KABUL (Reuters) – To defeat Taliban militants, foreign troops led by NATO and the U.S. military in Afghanistan should come under the command of the Afghan government, otherwise the war will drag on, a government-owned newspaper said on Tuesday.
More than 71,000 foreign troops are currently stationed in Afghanistan fighting Taliban militants who have made a come back in the past two years, the bloodiest period since the militants’ removal from power in 2001.
The lack of a unified command amongst the troops and failure to coordinate operations with the government has been a factor in the escalation of violence and the rebirth of the insurgents, the English-language Kabul Times newspaper said.
“If a united command is established and led by Afghan authorities, very soon we will win the war. Afghanistan is the land of the Afghans,” the Kabul Times said in an editorial.
“They know better how to protect their country, how to provide a safe atmosphere in their homeland … how to treat the friends and how to deal with the enemy,” it said.

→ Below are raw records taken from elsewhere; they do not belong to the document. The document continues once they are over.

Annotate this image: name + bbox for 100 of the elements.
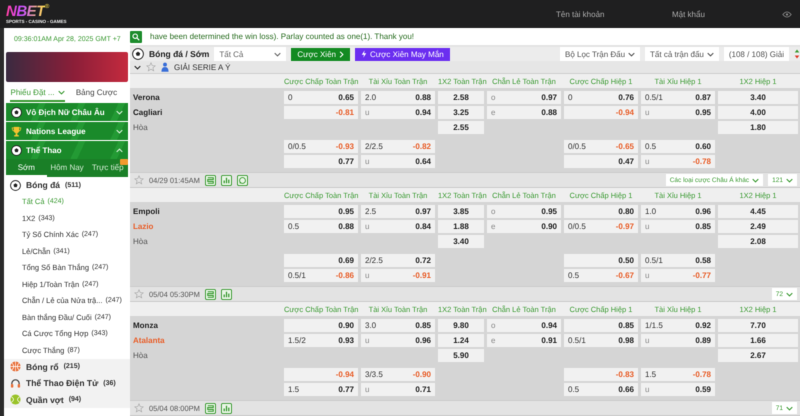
star-icon[interactable]: [134, 403, 144, 414]
odds-cell[interactable]: o 0.95: [487, 205, 561, 218]
odds-cell[interactable]: 0.5 0.60: [641, 140, 715, 154]
odds-cell[interactable]: 0.90: [284, 319, 358, 332]
sport-group-header[interactable]: Vô Địch Nữ Châu Âu: [6, 103, 128, 121]
odds-cell[interactable]: e 0.91: [487, 334, 561, 348]
odds-cell[interactable]: u 0.96: [361, 334, 435, 348]
odds-cell[interactable]: 2.67: [718, 349, 798, 362]
odds-cell[interactable]: 1.24: [438, 334, 484, 348]
chat-icon[interactable]: [236, 174, 248, 186]
odds-cell[interactable]: 0/0.5 -0.65: [564, 140, 638, 154]
promo-banner[interactable]: [6, 52, 128, 82]
odds-cell[interactable]: 0.5/1 0.98: [564, 334, 638, 348]
odds-cell[interactable]: 1.66: [718, 334, 798, 348]
odds-cell[interactable]: 0.47: [564, 155, 638, 168]
star-icon[interactable]: [134, 289, 144, 300]
odds-cell[interactable]: 0/0.5 -0.93: [284, 140, 358, 154]
odds-cell[interactable]: u 0.85: [641, 220, 715, 234]
odds-cell[interactable]: 3/3.5 -0.90: [361, 368, 435, 382]
odds-cell[interactable]: u 0.95: [641, 106, 715, 120]
search-button[interactable]: [130, 30, 142, 43]
odds-cell[interactable]: 0.95: [284, 205, 358, 218]
odds-cell[interactable]: e 0.90: [487, 220, 561, 234]
odds-cell[interactable]: 3.40: [718, 91, 798, 104]
odds-cell[interactable]: u 0.64: [361, 155, 435, 168]
odds-cell[interactable]: e 0.88: [487, 106, 561, 120]
period-tab[interactable]: Hôm Nay: [46, 159, 88, 177]
league-count-button[interactable]: (108 / 108) Giải: [724, 47, 789, 62]
bar-chart-icon[interactable]: [220, 402, 232, 414]
sport-group-header[interactable]: Thể Thao: [6, 141, 128, 159]
odds-cell[interactable]: 2.08: [718, 235, 798, 248]
odds-cell[interactable]: u 0.89: [641, 334, 715, 348]
odds-cell[interactable]: 1.88: [438, 220, 484, 234]
odds-cell[interactable]: 1.0 0.96: [641, 205, 715, 218]
team-name: Monza: [132, 321, 159, 330]
star-icon[interactable]: [134, 175, 144, 186]
odds-cell[interactable]: 2.55: [438, 121, 484, 134]
sort-icon[interactable]: [794, 49, 800, 60]
logo-text[interactable]: NBET: [6, 4, 45, 18]
odds-cell[interactable]: 0.5 -0.67: [564, 269, 638, 282]
odds-cell[interactable]: 0.50: [564, 254, 638, 268]
match-filter-dropdown[interactable]: Bộ Lọc Trận Đấu: [560, 47, 640, 62]
odds-cell[interactable]: 1.5/2 0.93: [284, 334, 358, 348]
odds-cell[interactable]: 2/2.5 -0.82: [361, 140, 435, 154]
odds-cell[interactable]: 0.5/1 -0.86: [284, 269, 358, 282]
bar-chart-icon[interactable]: [220, 174, 232, 186]
odds-cell[interactable]: 2.0 0.88: [361, 91, 435, 104]
odds-cell[interactable]: 1/1.5 0.92: [641, 319, 715, 332]
scoreboard-icon[interactable]: [204, 174, 216, 186]
bar-chart-icon[interactable]: [220, 288, 232, 300]
odds-cell[interactable]: 0 0.76: [564, 91, 638, 104]
odds-cell[interactable]: u 0.94: [361, 106, 435, 120]
odds-cell[interactable]: 1.5 -0.78: [641, 368, 715, 382]
odds-cell[interactable]: 0.69: [284, 254, 358, 268]
parlay-button[interactable]: Cược Xiên: [291, 48, 350, 61]
odds-cell[interactable]: 2.58: [438, 91, 484, 104]
star-icon[interactable]: [146, 62, 156, 72]
odds-cell[interactable]: 1.5 0.77: [284, 383, 358, 396]
odds-cell[interactable]: 3.85: [438, 205, 484, 218]
odds-cell[interactable]: u 0.59: [641, 383, 715, 396]
period-tab[interactable]: Trực tiếp: [87, 159, 128, 177]
odds-cell[interactable]: 0.77: [284, 155, 358, 168]
eye-icon[interactable]: [782, 10, 792, 18]
lucky-parlay-button[interactable]: Cược Xiên May Mắn: [354, 48, 450, 61]
odds-cell[interactable]: 0 0.65: [284, 91, 358, 104]
password-field[interactable]: Mật khẩu: [666, 4, 776, 24]
chevron-down-icon: [706, 52, 714, 57]
league-name[interactable]: GIẢI SERIE A Ý: [174, 62, 230, 72]
odds-cell[interactable]: o 0.97: [487, 91, 561, 104]
scoreboard-icon[interactable]: [204, 402, 216, 414]
odds-cell[interactable]: 4.00: [718, 106, 798, 120]
scoreboard-icon[interactable]: [204, 288, 216, 300]
odds-cell[interactable]: 0.80: [564, 205, 638, 218]
odds-cell[interactable]: 9.80: [438, 319, 484, 332]
odds-cell[interactable]: 3.0 0.85: [361, 319, 435, 332]
odds-cell[interactable]: 3.25: [438, 106, 484, 120]
odds-cell[interactable]: o 0.94: [487, 319, 561, 332]
odds-cell[interactable]: 7.70: [718, 319, 798, 332]
match-dropdown[interactable]: Tất cả trận đấu: [645, 47, 719, 62]
username-field[interactable]: Tên tài khoản: [550, 4, 660, 24]
odds-cell[interactable]: 2.49: [718, 220, 798, 234]
sport-group-header[interactable]: Nations League: [6, 122, 128, 140]
odds-cell[interactable]: u 0.84: [361, 220, 435, 234]
odds-cell[interactable]: 3.40: [438, 235, 484, 248]
market-dropdown[interactable]: Tất Cả: [214, 47, 286, 62]
odds-cell[interactable]: 0.5 0.66: [564, 383, 638, 396]
announcement-text: have been determined the win loss). Parlay counted as one(1). Thank you!: [150, 32, 414, 42]
odds-cell[interactable]: 0.5 0.88: [284, 220, 358, 234]
odds-cell[interactable]: 0.5/1 0.87: [641, 91, 715, 104]
odds-cell[interactable]: 0.85: [564, 319, 638, 332]
odds-cell[interactable]: 4.45: [718, 205, 798, 218]
odds-cell[interactable]: 2.5 0.97: [361, 205, 435, 218]
odds-cell[interactable]: 0/0.5 -0.97: [564, 220, 638, 234]
odds-cell[interactable]: u 0.71: [361, 383, 435, 396]
odds-cell[interactable]: 0.5/1 0.58: [641, 254, 715, 268]
odds-cell[interactable]: 2/2.5 0.72: [361, 254, 435, 268]
odds-cell[interactable]: 1.80: [718, 121, 798, 134]
chevron-down-icon: [752, 178, 760, 183]
sidebar-tab[interactable]: Bảng Cược: [69, 84, 124, 102]
odds-cell[interactable]: 5.90: [438, 349, 484, 362]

State newspapers in Afghanistan closely follow the government’s views and it is likely that the Kabul Times was airing the opinion of some people in the administration.

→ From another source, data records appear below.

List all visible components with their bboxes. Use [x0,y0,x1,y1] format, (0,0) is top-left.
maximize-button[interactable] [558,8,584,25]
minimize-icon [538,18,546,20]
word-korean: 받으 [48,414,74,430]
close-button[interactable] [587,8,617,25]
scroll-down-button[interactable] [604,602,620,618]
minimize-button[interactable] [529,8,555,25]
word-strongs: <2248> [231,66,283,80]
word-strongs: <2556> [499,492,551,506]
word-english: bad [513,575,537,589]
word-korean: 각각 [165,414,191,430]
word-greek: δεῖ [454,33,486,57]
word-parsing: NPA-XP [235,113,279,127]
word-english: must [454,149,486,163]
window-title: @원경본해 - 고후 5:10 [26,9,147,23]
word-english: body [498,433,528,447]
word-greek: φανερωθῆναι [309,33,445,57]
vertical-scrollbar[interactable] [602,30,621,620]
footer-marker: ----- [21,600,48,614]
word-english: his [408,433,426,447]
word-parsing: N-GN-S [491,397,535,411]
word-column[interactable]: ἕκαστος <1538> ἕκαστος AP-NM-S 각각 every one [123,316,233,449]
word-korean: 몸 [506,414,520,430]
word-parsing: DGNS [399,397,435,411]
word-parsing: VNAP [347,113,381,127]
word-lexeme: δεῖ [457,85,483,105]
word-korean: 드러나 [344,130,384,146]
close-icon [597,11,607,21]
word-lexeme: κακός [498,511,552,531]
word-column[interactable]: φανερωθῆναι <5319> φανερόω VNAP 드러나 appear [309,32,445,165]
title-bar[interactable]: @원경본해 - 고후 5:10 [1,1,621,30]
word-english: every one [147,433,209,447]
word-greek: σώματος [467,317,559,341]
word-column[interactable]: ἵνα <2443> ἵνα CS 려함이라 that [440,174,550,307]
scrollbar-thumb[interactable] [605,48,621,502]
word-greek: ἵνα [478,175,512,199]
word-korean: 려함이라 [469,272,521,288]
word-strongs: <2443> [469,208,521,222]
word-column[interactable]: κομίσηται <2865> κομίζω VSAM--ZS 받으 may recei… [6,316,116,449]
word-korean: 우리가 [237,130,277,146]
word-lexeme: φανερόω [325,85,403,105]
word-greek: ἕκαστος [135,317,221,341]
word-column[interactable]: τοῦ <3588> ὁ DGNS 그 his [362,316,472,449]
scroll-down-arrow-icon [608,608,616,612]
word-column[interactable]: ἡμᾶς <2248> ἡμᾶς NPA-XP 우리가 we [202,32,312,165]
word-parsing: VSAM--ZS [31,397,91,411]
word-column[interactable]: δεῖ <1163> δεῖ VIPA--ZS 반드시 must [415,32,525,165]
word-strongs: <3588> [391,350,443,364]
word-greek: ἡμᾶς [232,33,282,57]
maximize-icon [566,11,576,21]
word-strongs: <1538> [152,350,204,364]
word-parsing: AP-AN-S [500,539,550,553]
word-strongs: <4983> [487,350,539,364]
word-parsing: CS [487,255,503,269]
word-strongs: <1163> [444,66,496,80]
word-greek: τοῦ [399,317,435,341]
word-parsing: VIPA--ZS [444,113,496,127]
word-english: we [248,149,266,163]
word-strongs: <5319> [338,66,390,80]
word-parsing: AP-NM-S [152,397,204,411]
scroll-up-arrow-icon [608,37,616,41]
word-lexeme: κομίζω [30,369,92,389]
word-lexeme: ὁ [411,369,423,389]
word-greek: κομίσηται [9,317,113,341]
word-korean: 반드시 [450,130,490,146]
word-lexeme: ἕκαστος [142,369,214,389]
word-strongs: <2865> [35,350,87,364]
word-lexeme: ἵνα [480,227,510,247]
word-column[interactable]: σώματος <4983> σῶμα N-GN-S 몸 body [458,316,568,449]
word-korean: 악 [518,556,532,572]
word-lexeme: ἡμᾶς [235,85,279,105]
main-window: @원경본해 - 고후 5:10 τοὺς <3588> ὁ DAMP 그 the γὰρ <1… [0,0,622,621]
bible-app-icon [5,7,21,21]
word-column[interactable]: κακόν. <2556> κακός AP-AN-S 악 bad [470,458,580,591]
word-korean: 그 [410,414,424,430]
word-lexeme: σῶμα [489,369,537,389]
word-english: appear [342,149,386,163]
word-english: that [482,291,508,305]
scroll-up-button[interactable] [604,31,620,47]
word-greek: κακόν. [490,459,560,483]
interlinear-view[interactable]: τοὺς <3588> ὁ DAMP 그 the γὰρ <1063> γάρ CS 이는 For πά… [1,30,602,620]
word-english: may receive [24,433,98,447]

“Without close coordination and an Afghan command, the conflict will last long,” it said.
U.S.-led and Afghan forces overthrew the Taliban government in late 2001 after it refused to hand over al Qaeda leaders responsible for September 11 attacks on the United States which killed nearly 3,000 people.

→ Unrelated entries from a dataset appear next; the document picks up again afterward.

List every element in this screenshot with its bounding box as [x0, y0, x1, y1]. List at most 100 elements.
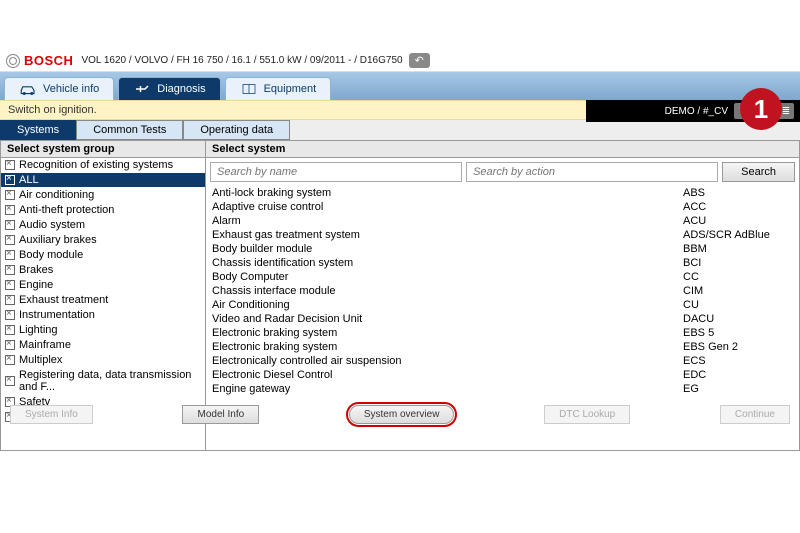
system-group-item[interactable]: Multiplex — [1, 353, 205, 368]
system-group-item[interactable]: Body module — [1, 248, 205, 263]
system-row[interactable]: Chassis identification systemBCI — [206, 256, 799, 270]
system-row[interactable]: Anti-lock braking systemABS — [206, 186, 799, 200]
system-group-item[interactable]: ALL — [1, 173, 205, 188]
checkbox-icon — [5, 376, 15, 386]
system-row[interactable]: Engine gatewayEG — [206, 382, 799, 396]
system-row[interactable]: Video and Radar Decision UnitDACU — [206, 312, 799, 326]
system-code: ABS — [683, 187, 793, 199]
system-name: Exhaust gas treatment system — [212, 229, 683, 241]
vehicle-path: VOL 1620 / VOLVO / FH 16 750 / 16.1 / 55… — [81, 55, 402, 66]
search-by-name-input[interactable] — [210, 162, 462, 182]
system-name: Body Computer — [212, 271, 683, 283]
system-overview-button[interactable]: System overview — [349, 405, 455, 424]
system-code: EG — [683, 383, 793, 395]
checkbox-icon — [5, 295, 15, 305]
system-name: Chassis identification system — [212, 257, 683, 269]
system-group-item[interactable]: Instrumentation — [1, 308, 205, 323]
checkbox-icon — [5, 220, 15, 230]
system-code: BBM — [683, 243, 793, 255]
system-group-item[interactable]: Engine — [1, 278, 205, 293]
system-row[interactable]: Body builder moduleBBM — [206, 242, 799, 256]
group-label: ALL — [19, 174, 39, 186]
subtab-systems[interactable]: Systems — [0, 120, 76, 140]
checkbox-icon — [5, 265, 15, 275]
system-name: Chassis interface module — [212, 285, 683, 297]
system-name: Alarm — [212, 215, 683, 227]
group-label: Recognition of existing systems — [19, 159, 173, 171]
system-group-item[interactable]: Air conditioning — [1, 188, 205, 203]
checkbox-icon — [5, 190, 15, 200]
back-icon[interactable]: ↶ — [409, 53, 430, 68]
tab-vehicle-info[interactable]: Vehicle info — [4, 77, 114, 100]
system-code: ACU — [683, 215, 793, 227]
group-label: Mainframe — [19, 339, 71, 351]
bottom-bar: System Info Model Info System overview D… — [0, 403, 800, 425]
group-label: Registering data, data transmission and … — [19, 369, 201, 393]
system-row[interactable]: AlarmACU — [206, 214, 799, 228]
system-row[interactable]: Electronic braking systemEBS Gen 2 — [206, 340, 799, 354]
system-row[interactable]: Body ComputerCC — [206, 270, 799, 284]
system-code: ECS — [683, 355, 793, 367]
model-info-button[interactable]: Model Info — [182, 405, 259, 424]
main-tabs: Vehicle info Diagnosis Equipment — [0, 72, 800, 100]
car-icon — [19, 82, 37, 96]
system-code: EBS Gen 2 — [683, 341, 793, 353]
system-group-item[interactable]: Auxiliary brakes — [1, 233, 205, 248]
system-name: Adaptive cruise control — [212, 201, 683, 213]
system-row[interactable]: Exhaust gas treatment systemADS/SCR AdBl… — [206, 228, 799, 242]
continue-button[interactable]: Continue — [720, 405, 790, 424]
user-label: DEMO / #_CV — [665, 106, 728, 117]
group-label: Auxiliary brakes — [19, 234, 97, 246]
system-group-item[interactable]: Lighting — [1, 323, 205, 338]
system-name: Body builder module — [212, 243, 683, 255]
checkbox-icon — [5, 175, 15, 185]
system-code: DACU — [683, 313, 793, 325]
system-name: Air Conditioning — [212, 299, 683, 311]
system-code: EBS 5 — [683, 327, 793, 339]
subtab-common-tests[interactable]: Common Tests — [76, 120, 183, 140]
system-group-item[interactable]: Recognition of existing systems — [1, 158, 205, 173]
tab-equipment[interactable]: Equipment — [225, 77, 332, 100]
system-name: Electronically controlled air suspension — [212, 355, 683, 367]
tab-label: Equipment — [264, 83, 317, 95]
checkbox-icon — [5, 235, 15, 245]
subtab-operating-data[interactable]: Operating data — [183, 120, 290, 140]
brand-label: BOSCH — [24, 53, 73, 68]
group-label: Audio system — [19, 219, 85, 231]
system-info-button[interactable]: System Info — [10, 405, 93, 424]
system-name: Anti-lock braking system — [212, 187, 683, 199]
system-code: CU — [683, 299, 793, 311]
system-row[interactable]: Air ConditioningCU — [206, 298, 799, 312]
checkbox-icon — [5, 310, 15, 320]
system-row[interactable]: Electronic braking systemEBS 5 — [206, 326, 799, 340]
search-button[interactable]: Search — [722, 162, 795, 182]
system-code: EDC — [683, 369, 793, 381]
system-group-item[interactable]: Brakes — [1, 263, 205, 278]
system-name: Video and Radar Decision Unit — [212, 313, 683, 325]
system-code: BCI — [683, 257, 793, 269]
book-icon — [240, 82, 258, 96]
system-group-item[interactable]: Registering data, data transmission and … — [1, 368, 205, 395]
search-by-action-input[interactable] — [466, 162, 718, 182]
group-label: Multiplex — [19, 354, 62, 366]
group-label: Engine — [19, 279, 53, 291]
system-group-item[interactable]: Anti-theft protection — [1, 203, 205, 218]
checkbox-icon — [5, 325, 15, 335]
system-name: Electronic braking system — [212, 327, 683, 339]
system-code: CIM — [683, 285, 793, 297]
tab-diagnosis[interactable]: Diagnosis — [118, 77, 220, 100]
system-name: Electronic Diesel Control — [212, 369, 683, 381]
plug-icon — [133, 82, 151, 96]
step-badge: 1 — [740, 88, 782, 130]
dtc-lookup-button[interactable]: DTC Lookup — [544, 405, 630, 424]
system-row[interactable]: Electronic Diesel ControlEDC — [206, 368, 799, 382]
group-label: Anti-theft protection — [19, 204, 114, 216]
system-group-item[interactable]: Audio system — [1, 218, 205, 233]
system-row[interactable]: Adaptive cruise controlACC — [206, 200, 799, 214]
system-row[interactable]: Chassis interface moduleCIM — [206, 284, 799, 298]
system-row[interactable]: Electronically controlled air suspension… — [206, 354, 799, 368]
group-label: Exhaust treatment — [19, 294, 108, 306]
system-code: ACC — [683, 201, 793, 213]
system-group-item[interactable]: Mainframe — [1, 338, 205, 353]
system-group-item[interactable]: Exhaust treatment — [1, 293, 205, 308]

Ley al Qaeda and Taliban leaders are still at large and some 15,000 people have been killed in Afghanistan since 2006, according to figures of the United Nations and Afghan officials.
Foreign military commanders say the troops are in Afghanistan for the long haul and will withdraw once the Afghan government manages to stand on its own feet.
Afghan President Hamid Karzai, who has led Afghanistan since the Taliban’s ouster, has repeatedly complained about the lack of coordination of operations with foreign forces against the militants which he says leads to civilian deaths.